If you’re running in Azure and do NOT need to resolve Azure private DNS zones, then you can probably get away with this standard configuration.

Recommendation / Solution

This is what I’m going to do, and I’ll report back if I start running into other unexpected issues.

Below is a list of what we had in-place before, and this is not changing.

  1. Set the DNS forwarder to 168.63.129.16 only.
  2. Leverage conditional forwarders for any other domain specific use case like AD.
  3. Disable root hints.

As for what I changed that made the difference? I changed the default dns forwarder timeout of 3 seconds to 6. This is a more than reasonable timeout in a single forwarder design in my opinion.

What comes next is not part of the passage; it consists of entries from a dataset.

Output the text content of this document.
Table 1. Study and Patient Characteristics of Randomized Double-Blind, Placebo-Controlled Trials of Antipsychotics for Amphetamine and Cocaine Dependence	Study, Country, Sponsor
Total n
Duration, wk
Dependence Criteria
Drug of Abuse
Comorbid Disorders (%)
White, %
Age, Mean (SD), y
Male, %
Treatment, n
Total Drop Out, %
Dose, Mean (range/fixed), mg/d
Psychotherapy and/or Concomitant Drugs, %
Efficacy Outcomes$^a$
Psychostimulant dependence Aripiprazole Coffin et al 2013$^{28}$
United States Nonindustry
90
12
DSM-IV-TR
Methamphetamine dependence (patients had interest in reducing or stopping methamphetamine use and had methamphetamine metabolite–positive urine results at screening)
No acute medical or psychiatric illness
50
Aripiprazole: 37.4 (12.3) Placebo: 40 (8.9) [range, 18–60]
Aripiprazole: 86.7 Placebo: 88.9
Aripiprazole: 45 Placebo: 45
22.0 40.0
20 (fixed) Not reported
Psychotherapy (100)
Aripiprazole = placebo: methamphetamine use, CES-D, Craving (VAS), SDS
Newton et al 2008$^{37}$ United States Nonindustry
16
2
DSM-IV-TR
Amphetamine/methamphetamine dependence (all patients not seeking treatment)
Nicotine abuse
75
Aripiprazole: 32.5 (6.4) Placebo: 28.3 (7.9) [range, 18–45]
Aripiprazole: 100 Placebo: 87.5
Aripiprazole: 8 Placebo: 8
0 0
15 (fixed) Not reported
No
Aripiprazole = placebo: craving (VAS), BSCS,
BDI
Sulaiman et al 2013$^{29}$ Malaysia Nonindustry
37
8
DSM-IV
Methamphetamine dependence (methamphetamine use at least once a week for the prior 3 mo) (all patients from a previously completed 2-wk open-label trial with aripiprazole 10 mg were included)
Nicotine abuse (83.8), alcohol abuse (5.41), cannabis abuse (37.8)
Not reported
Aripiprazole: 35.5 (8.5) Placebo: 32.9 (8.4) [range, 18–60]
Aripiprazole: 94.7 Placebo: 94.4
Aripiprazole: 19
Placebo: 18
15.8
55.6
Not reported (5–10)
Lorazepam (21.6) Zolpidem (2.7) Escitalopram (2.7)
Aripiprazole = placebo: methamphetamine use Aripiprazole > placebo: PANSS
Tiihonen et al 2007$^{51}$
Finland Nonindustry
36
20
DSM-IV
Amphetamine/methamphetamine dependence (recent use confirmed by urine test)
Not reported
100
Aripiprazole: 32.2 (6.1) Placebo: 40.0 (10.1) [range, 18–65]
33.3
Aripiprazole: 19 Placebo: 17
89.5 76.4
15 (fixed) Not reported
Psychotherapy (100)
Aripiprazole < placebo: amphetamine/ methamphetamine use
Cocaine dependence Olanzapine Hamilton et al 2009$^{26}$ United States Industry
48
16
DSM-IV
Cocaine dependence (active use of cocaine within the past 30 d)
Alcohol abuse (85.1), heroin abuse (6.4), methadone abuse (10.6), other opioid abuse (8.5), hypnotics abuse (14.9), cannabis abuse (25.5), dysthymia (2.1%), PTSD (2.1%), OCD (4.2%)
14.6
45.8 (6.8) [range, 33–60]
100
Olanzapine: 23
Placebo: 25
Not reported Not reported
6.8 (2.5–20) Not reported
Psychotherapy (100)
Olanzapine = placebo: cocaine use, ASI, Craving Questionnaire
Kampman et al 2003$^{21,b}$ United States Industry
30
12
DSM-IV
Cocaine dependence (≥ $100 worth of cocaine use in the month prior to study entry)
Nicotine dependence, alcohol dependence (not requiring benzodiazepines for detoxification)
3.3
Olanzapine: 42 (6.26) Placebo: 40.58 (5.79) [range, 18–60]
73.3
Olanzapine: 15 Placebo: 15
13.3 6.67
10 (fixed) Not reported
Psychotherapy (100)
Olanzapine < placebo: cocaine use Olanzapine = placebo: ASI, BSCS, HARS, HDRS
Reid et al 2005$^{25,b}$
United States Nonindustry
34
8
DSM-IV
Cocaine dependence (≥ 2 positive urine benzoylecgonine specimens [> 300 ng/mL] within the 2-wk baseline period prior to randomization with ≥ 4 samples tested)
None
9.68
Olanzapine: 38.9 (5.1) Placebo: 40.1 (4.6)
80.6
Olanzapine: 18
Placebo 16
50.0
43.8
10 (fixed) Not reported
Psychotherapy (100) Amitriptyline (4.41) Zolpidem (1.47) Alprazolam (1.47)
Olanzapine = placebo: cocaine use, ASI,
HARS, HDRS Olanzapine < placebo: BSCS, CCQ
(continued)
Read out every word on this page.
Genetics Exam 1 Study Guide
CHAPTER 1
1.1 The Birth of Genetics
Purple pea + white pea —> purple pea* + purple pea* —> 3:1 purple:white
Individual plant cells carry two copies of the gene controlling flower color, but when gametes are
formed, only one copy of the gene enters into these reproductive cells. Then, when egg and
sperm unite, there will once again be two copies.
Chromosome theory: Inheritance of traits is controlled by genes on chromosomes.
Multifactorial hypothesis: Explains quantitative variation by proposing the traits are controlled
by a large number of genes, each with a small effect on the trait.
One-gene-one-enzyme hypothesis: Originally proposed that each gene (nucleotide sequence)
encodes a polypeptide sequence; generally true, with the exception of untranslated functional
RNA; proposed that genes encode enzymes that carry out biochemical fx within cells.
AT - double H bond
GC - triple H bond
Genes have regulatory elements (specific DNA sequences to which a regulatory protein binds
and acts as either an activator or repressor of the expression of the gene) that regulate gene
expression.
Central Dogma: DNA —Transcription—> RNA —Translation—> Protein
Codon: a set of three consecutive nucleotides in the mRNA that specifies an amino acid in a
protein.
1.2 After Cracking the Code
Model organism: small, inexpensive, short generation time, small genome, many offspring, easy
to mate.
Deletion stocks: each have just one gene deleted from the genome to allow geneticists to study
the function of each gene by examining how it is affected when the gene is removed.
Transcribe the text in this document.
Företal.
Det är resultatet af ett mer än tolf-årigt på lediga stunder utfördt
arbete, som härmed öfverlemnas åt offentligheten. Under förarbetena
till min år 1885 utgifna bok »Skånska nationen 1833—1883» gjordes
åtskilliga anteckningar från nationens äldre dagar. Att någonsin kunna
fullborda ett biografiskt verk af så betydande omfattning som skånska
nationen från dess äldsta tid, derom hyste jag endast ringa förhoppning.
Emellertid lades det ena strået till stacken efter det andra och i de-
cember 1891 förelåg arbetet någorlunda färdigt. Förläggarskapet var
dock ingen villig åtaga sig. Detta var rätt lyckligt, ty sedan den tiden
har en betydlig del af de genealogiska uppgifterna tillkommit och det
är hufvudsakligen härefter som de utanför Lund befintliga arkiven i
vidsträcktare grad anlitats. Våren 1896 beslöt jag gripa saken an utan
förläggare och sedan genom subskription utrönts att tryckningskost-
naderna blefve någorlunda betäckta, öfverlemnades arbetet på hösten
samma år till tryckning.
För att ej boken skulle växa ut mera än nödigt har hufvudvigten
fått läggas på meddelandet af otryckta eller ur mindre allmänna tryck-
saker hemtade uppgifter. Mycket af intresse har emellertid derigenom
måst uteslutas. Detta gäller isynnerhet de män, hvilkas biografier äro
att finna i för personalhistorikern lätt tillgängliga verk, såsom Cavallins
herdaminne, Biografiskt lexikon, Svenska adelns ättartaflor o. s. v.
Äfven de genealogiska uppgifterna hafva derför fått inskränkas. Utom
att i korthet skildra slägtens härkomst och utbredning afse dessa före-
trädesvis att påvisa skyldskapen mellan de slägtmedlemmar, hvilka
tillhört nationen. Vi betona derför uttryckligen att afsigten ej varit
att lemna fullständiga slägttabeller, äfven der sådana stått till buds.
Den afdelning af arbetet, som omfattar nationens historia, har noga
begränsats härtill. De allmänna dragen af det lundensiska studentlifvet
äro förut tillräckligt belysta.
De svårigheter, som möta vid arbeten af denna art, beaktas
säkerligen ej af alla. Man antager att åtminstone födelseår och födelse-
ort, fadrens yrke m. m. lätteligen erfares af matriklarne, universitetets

The spirit of the default timeouts were likely based around an assumption that you would have at least two forwarders, and also failover to root hints.

Alternative ideas?

I suppose you could still increase the default forwarder timeout to something greater than 3 seconds, and then add a backup forwarder for internet resolution. However, I feel that if internal Azure DNS resolution is important to your infrastructure, this could cause more harm than it would solve. Yes, you would be able to resolve public addresses, but that also might be a problem to.

Closing

Most DNS servers respond in less than 4 seconds, which is why this was such a tough issue for us to troubleshoot. Even in this case, the issues was very sporadic and at most twice a day. Ultimately, if a DNS resolution is taking longer than 3 seconds to respond, that’s an issue. However, taking longer than 3 seconds, and not responding at all are two completely different. This change gives the external DNS resolution a bit more time to complete.

Hopefully this helps you if you’re running into similar issues, or just wanted to know how to troubleshoot Windows DNS.